Mormons: The gospel is the plan of happiness! Also Mormons: "Happiness" doesn't mean happiness.
My father-in-law shared a reel from the Stick of Joseph yesterday, and it's making me scratch my head. (I can't link to it directly because of the subreddit's rules, but it was posted on the Stick of Joseph's Facebook page on June 1st at 6:26 p.m. if you want to go find it.)
First, Quentin Cook says that "the pursuit of happiness" in the Declaration of Independence is hard to understand (is it? it seems pretty straightforward to me), and then he claims that "some scholars" have evidence that it means the pursuit of goodness or virtue (he does not, of course, provide any citations to these alleged scholars).
Then the Stick of Joseph guy claims that he's always been bothered by that part of the Declaration and that it seems frivolous.
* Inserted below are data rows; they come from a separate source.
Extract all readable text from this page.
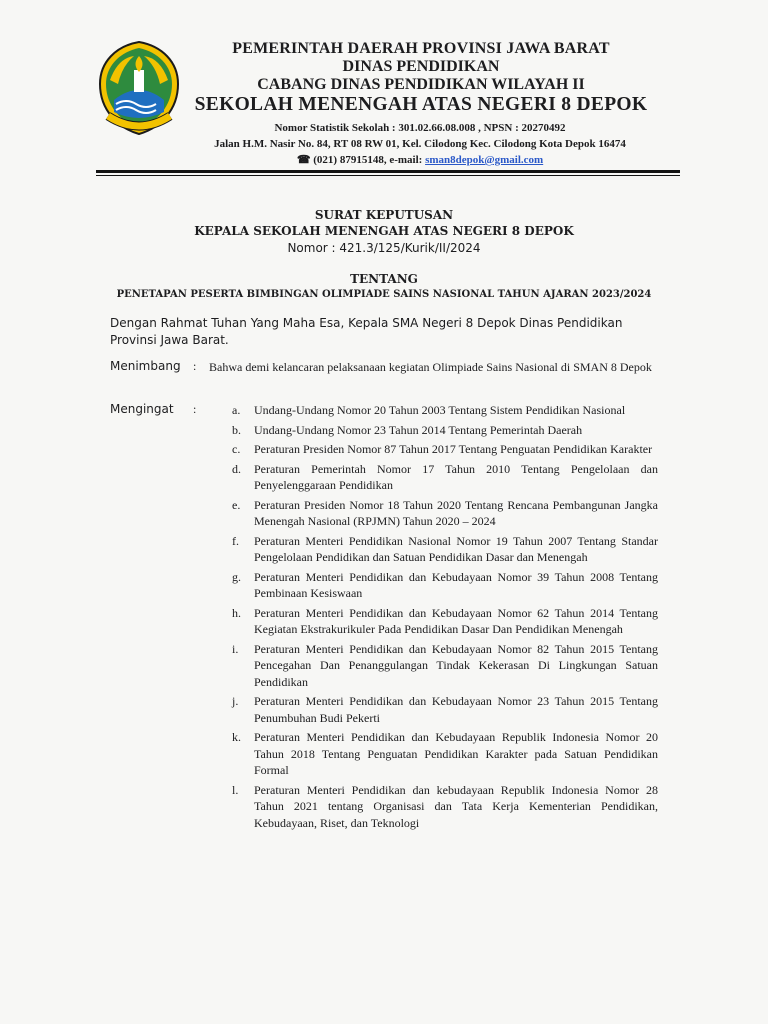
PEMERINTAH DAERAH PROVINSI JAWA BARAT
DINAS PENDIDIKAN
CABANG DINAS PENDIDIKAN WILAYAH II
SEKOLAH MENENGAH ATAS NEGERI 8 DEPOK
Nomor Statistik Sekolah : 301.02.66.08.008 , NPSN : 20270492
Jalan H.M. Nasir No. 84, RT 08 RW 01, Kel. Cilodong Kec. Cilodong Kota Depok 16474
☎ (021) 87915148, e-mail: sman8depok@gmail.com
SURAT KEPUTUSAN
KEPALA SEKOLAH MENENGAH ATAS NEGERI 8 DEPOK
Nomor : 421.3/125/Kurik/II/2024
TENTANG
PENETAPAN PESERTA BIMBINGAN OLIMPIADE SAINS NASIONAL TAHUN AJARAN 2023/2024
Dengan Rahmat Tuhan Yang Maha Esa, Kepala SMA Negeri 8 Depok Dinas Pendidikan Provinsi Jawa Barat.
Menimbang : Bahwa demi kelancaran pelaksanaan kegiatan Olimpiade Sains Nasional di SMAN 8 Depok
Mengingat :	a. Undang-Undang Nomor 20 Tahun 2003 Tentang Sistem Pendidikan Nasional
b. Undang-Undang Nomor 23 Tahun 2014 Tentang Pemerintah Daerah
c. Peraturan Presiden Nomor 87 Tahun 2017 Tentang Penguatan Pendidikan Karakter
d. Peraturan Pemerintah Nomor 17 Tahun 2010 Tentang Pengelolaan dan Penyelenggaraan Pendidikan
e. Peraturan Presiden Nomor 18 Tahun 2020 Tentang Rencana Pembangunan Jangka Menengah Nasional (RPJMN) Tahun 2020 – 2024
f. Peraturan Menteri Pendidikan Nasional Nomor 19 Tahun 2007 Tentang Standar Pengelolaan Pendidikan dan Satuan Pendidikan Dasar dan Menengah
g. Peraturan Menteri Pendidikan dan Kebudayaan Nomor 39 Tahun 2008 Tentang Pembinaan Kesiswaan
h. Peraturan Menteri Pendidikan dan Kebudayaan Nomor 62 Tahun 2014 Tentang Kegiatan Ekstrakurikuler Pada Pendidikan Dasar Dan Pendidikan Menengah
i. Peraturan Menteri Pendidikan dan Kebudayaan Nomor 82 Tahun 2015 Tentang Pencegahan Dan Penanggulangan Tindak Kekerasan Di Lingkungan Satuan Pendidikan
j. Peraturan Menteri Pendidikan dan Kebudayaan Nomor 23 Tahun 2015 Tentang Penumbuhan Budi Pekerti
k. Peraturan Menteri Pendidikan dan Kebudayaan Republik Indonesia Nomor 20 Tahun 2018 Tentang Penguatan Pendidikan Karakter pada Satuan Pendidikan Formal
l. Peraturan Menteri Pendidikan dan kebudayaan Republik Indonesia Nomor 28 Tahun 2021 tentang Organisasi dan Tata Kerja Kementerian Pendidikan, Kebudayaan, Riset, dan Teknologi
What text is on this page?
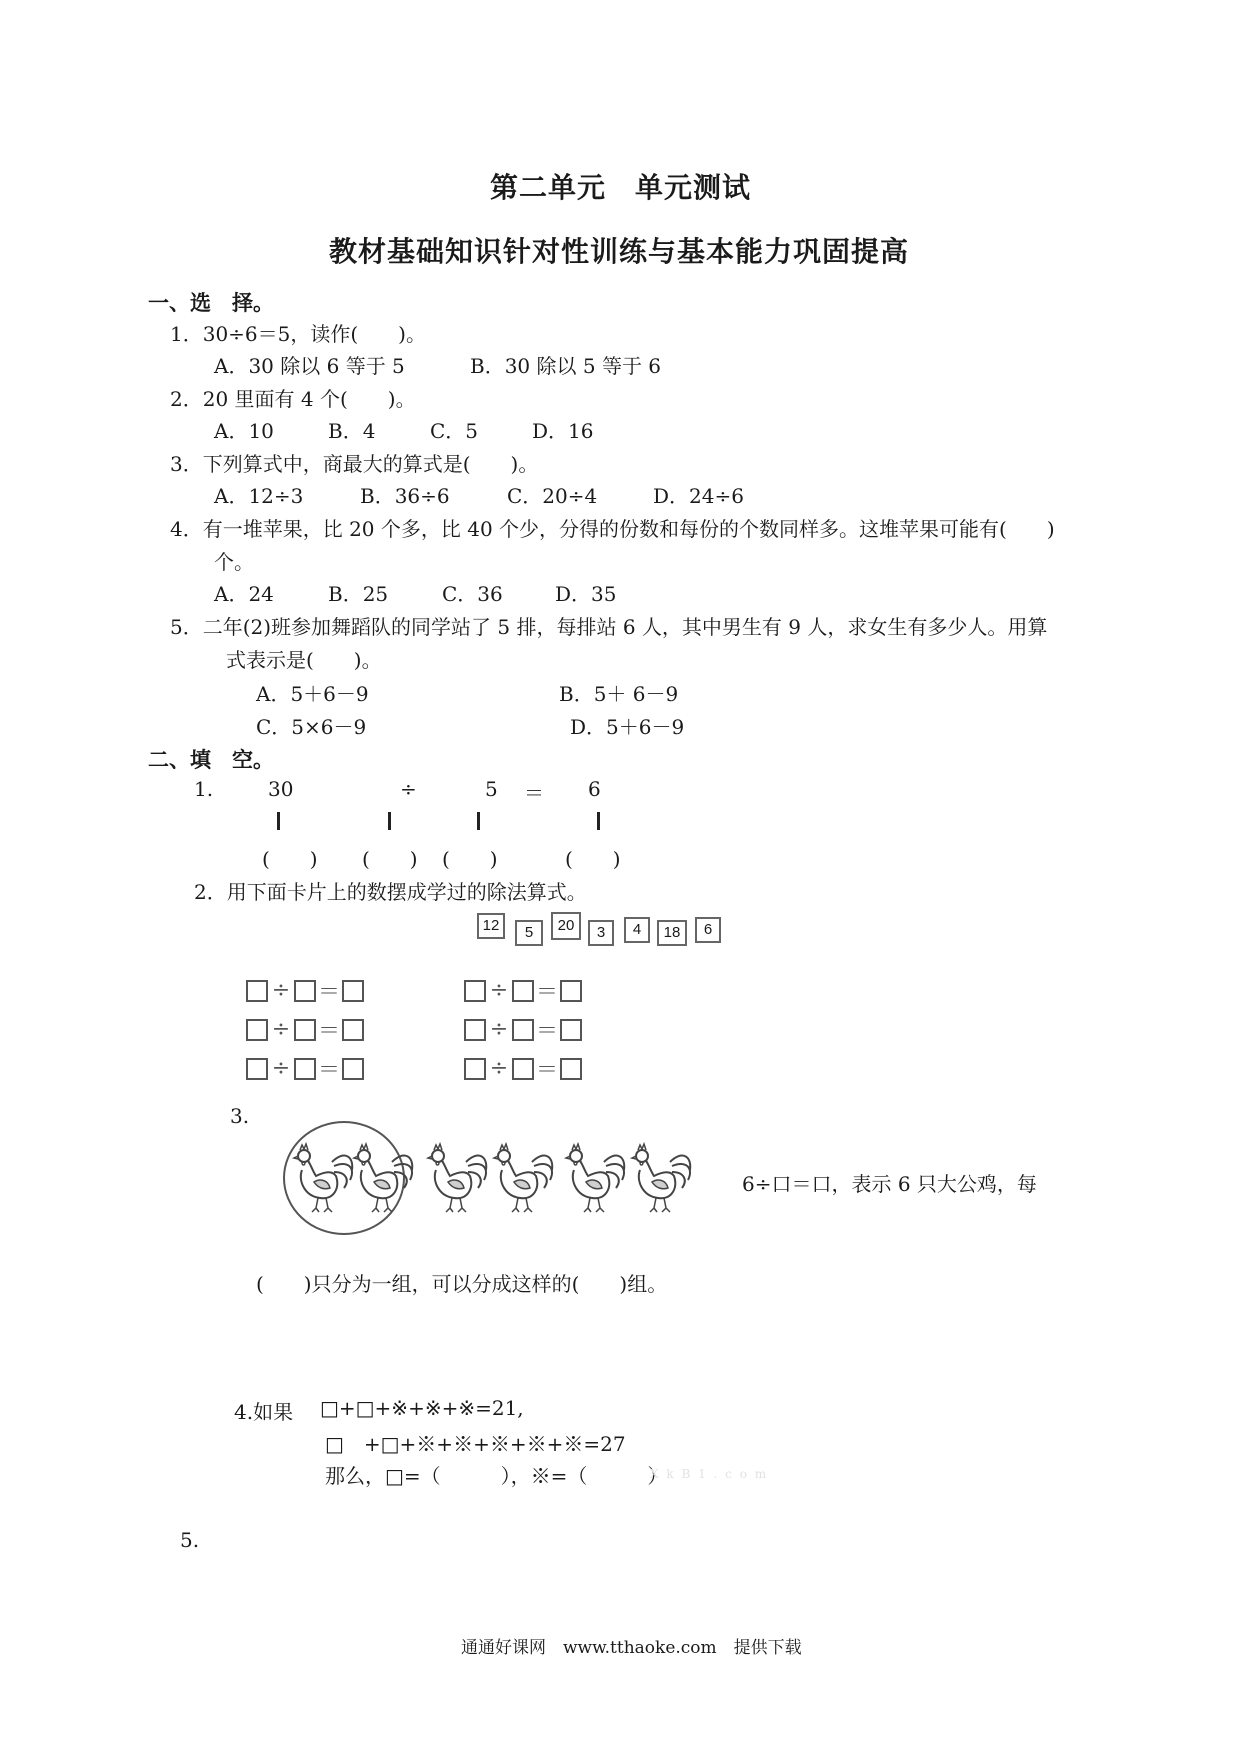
第二单元　单元测试
教材基础知识针对性训练与基本能力巩固提高
一、选　择。
1．30÷6＝5，读作(　　)。
A．30 除以 6 等于 5	B．30 除以 5 等于 6
2．20 里面有 4 个(　　)。
A．10	B．4	C．5	D．16
3．下列算式中，商最大的算式是(　　)。
A．12÷3	B．36÷6	C．20÷4	D．24÷6
4．有一堆苹果，比 20 个多，比 40 个少，分得的份数和每份的个数同样多。这堆苹果可能有(　　)
个。
A．24	B．25	C．36	D．35
5．二年(2)班参加舞蹈队的同学站了 5 排，每排站 6 人，其中男生有 9 人，求女生有多少人。用算
式表示是(　　)。
A．5＋6－9	B．5＋ 6－9
C．5×6－9	D．5＋6－9
二、填　空。
1.	30	÷	5 ＝ 6
(　　) (　　) (　　)	(　　)
2．用下面卡片上的数摆成学过的除法算式。
12	5	20	3	4	18	6
÷ ＝	÷ ＝
÷ ＝	÷ ＝
÷ ＝	÷ ＝
3.
6÷口＝口，表示 6 只大公鸡，每
(　　)只分为一组，可以分成这样的(　　)组。
4.如果 □+□+※+※+※=21,
□　+□+※+※+※+※+※=27
那么，□=（　　　），※=（　　　）
X k B 1 . c o m
5.
通通好课网　www.tthaoke.com　提供下载
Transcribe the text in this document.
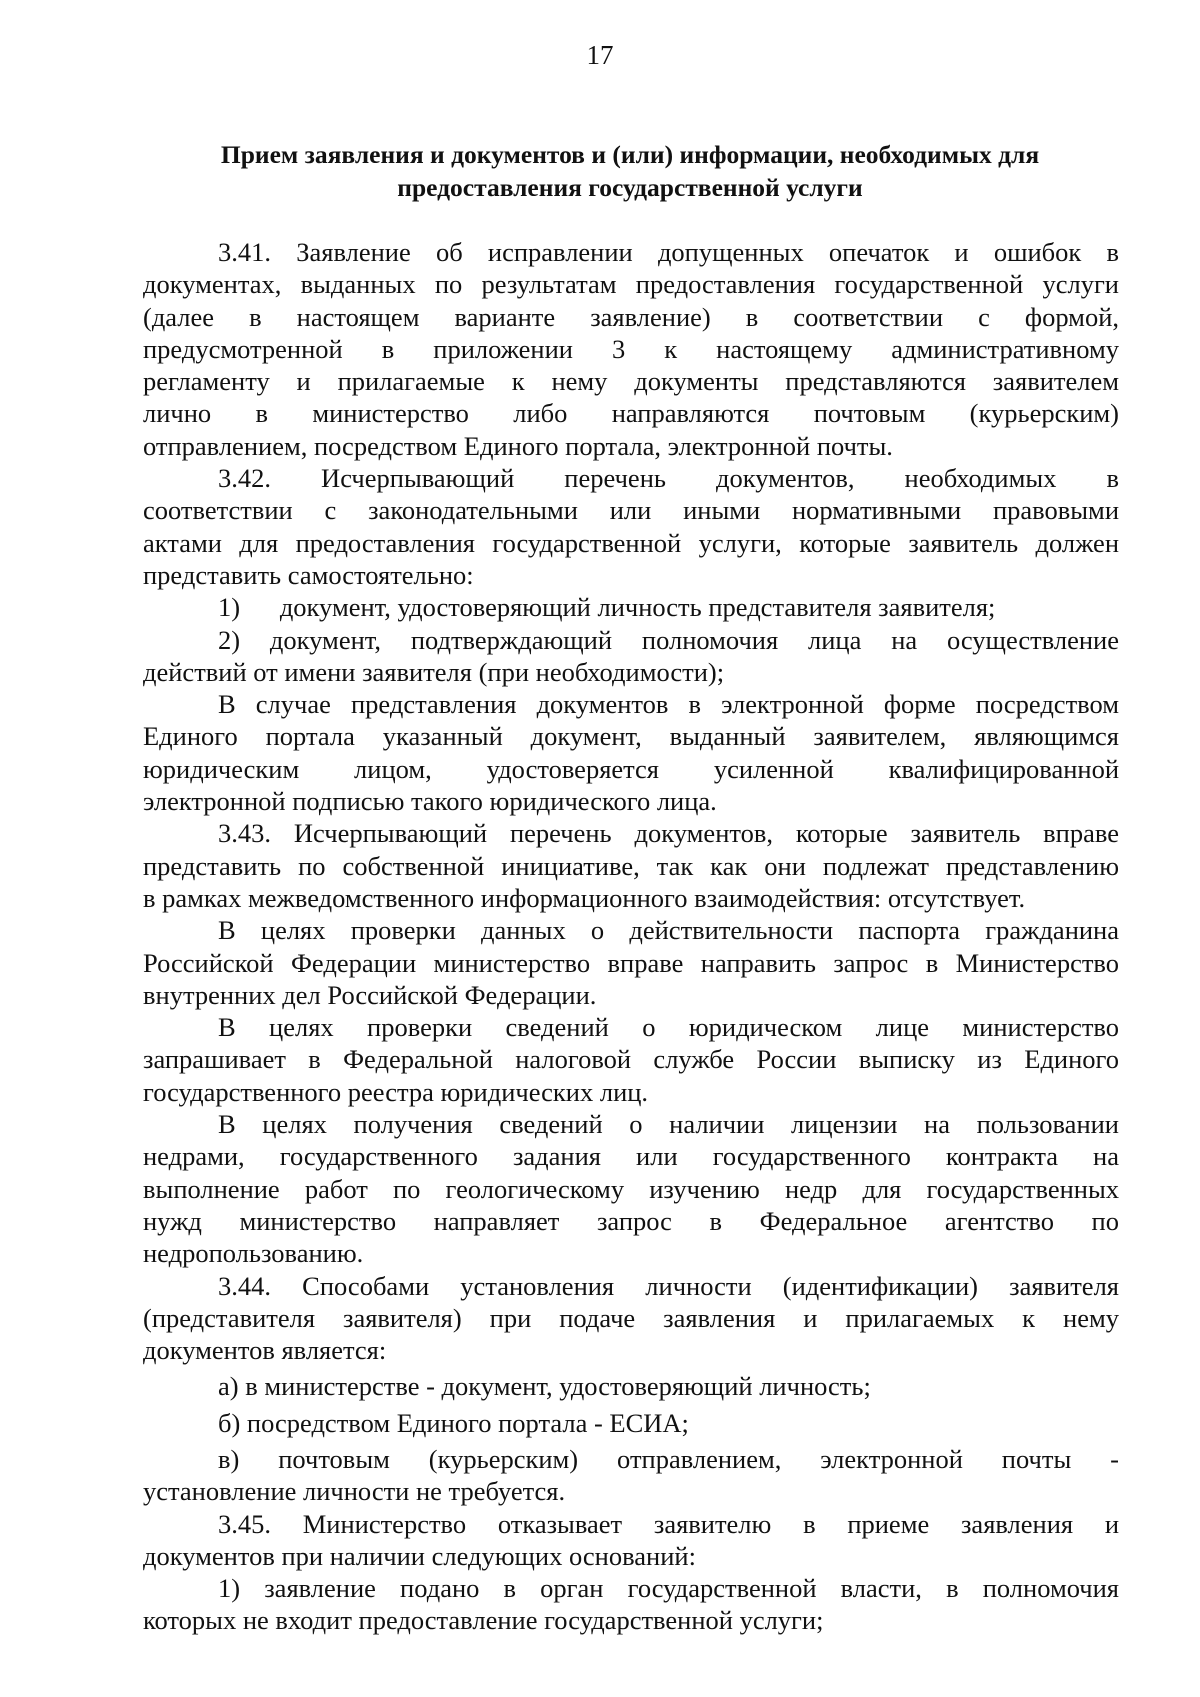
17
Прием заявления и документов и (или) информации, необходимых для
предоставления государственной услуги
3.41. Заявление об исправлении допущенных опечаток и ошибок в
документах, выданных по результатам предоставления государственной услуги
(далее в настоящем варианте заявление) в соответствии с формой,
предусмотренной в приложении 3 к настоящему административному
регламенту и прилагаемые к нему документы представляются заявителем
лично в министерство либо направляются почтовым (курьерским)
отправлением, посредством Единого портала, электронной почты.
3.42. Исчерпывающий перечень документов, необходимых в
соответствии с законодательными или иными нормативными правовыми
актами для предоставления государственной услуги, которые заявитель должен
представить самостоятельно:
1)      документ, удостоверяющий личность представителя заявителя;
2) документ, подтверждающий полномочия лица на осуществление
действий от имени заявителя (при необходимости);
В случае представления документов в электронной форме посредством
Единого портала указанный документ, выданный заявителем, являющимся
юридическим лицом, удостоверяется усиленной квалифицированной
электронной подписью такого юридического лица.
3.43. Исчерпывающий перечень документов, которые заявитель вправе
представить по собственной инициативе, так как они подлежат представлению
в рамках межведомственного информационного взаимодействия: отсутствует.
В целях проверки данных о действительности паспорта гражданина
Российской Федерации министерство вправе направить запрос в Министерство
внутренних дел Российской Федерации.
В целях проверки сведений о юридическом лице министерство
запрашивает в Федеральной налоговой службе России выписку из Единого
государственного реестра юридических лиц.
В целях получения сведений о наличии лицензии на пользовании
недрами, государственного задания или государственного контракта на
выполнение работ по геологическому изучению недр для государственных
нужд министерство направляет запрос в Федеральное агентство по
недропользованию.
3.44. Способами установления личности (идентификации) заявителя
(представителя заявителя) при подаче заявления и прилагаемых к нему
документов является:
а) в министерстве - документ, удостоверяющий личность;
б) посредством Единого портала - ЕСИА;
в) почтовым (курьерским) отправлением, электронной почты -
установление личности не требуется.
3.45. Министерство отказывает заявителю в приеме заявления и
документов при наличии следующих оснований:
1) заявление подано в орган государственной власти, в полномочия
которых не входит предоставление государственной услуги;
First, has anyone ever been bothered by that, or is he just saying that to make it sound like he's on board with Cook's weird claim? And second, isn't this the church that calls the gospel the plan of happiness? Didn't God create us so that we might have joy? Why are they trying to argue that happiness doesn't mean happiness?
And for what it's worth, I can't find any evidence that "happiness" meant "goodness" or "virtue" when the Declaration was written. The Oxford English Dictionary has definitions like "Good fortune or good luck in life generally or in a particular affair; success, prosperity" and "The state of pleasurable contentment of mind; deep pleasure in or contentment with one's circumstances." Webster's 1828 dictionary has pretty similar definitions. So, again, where is Cook getting this?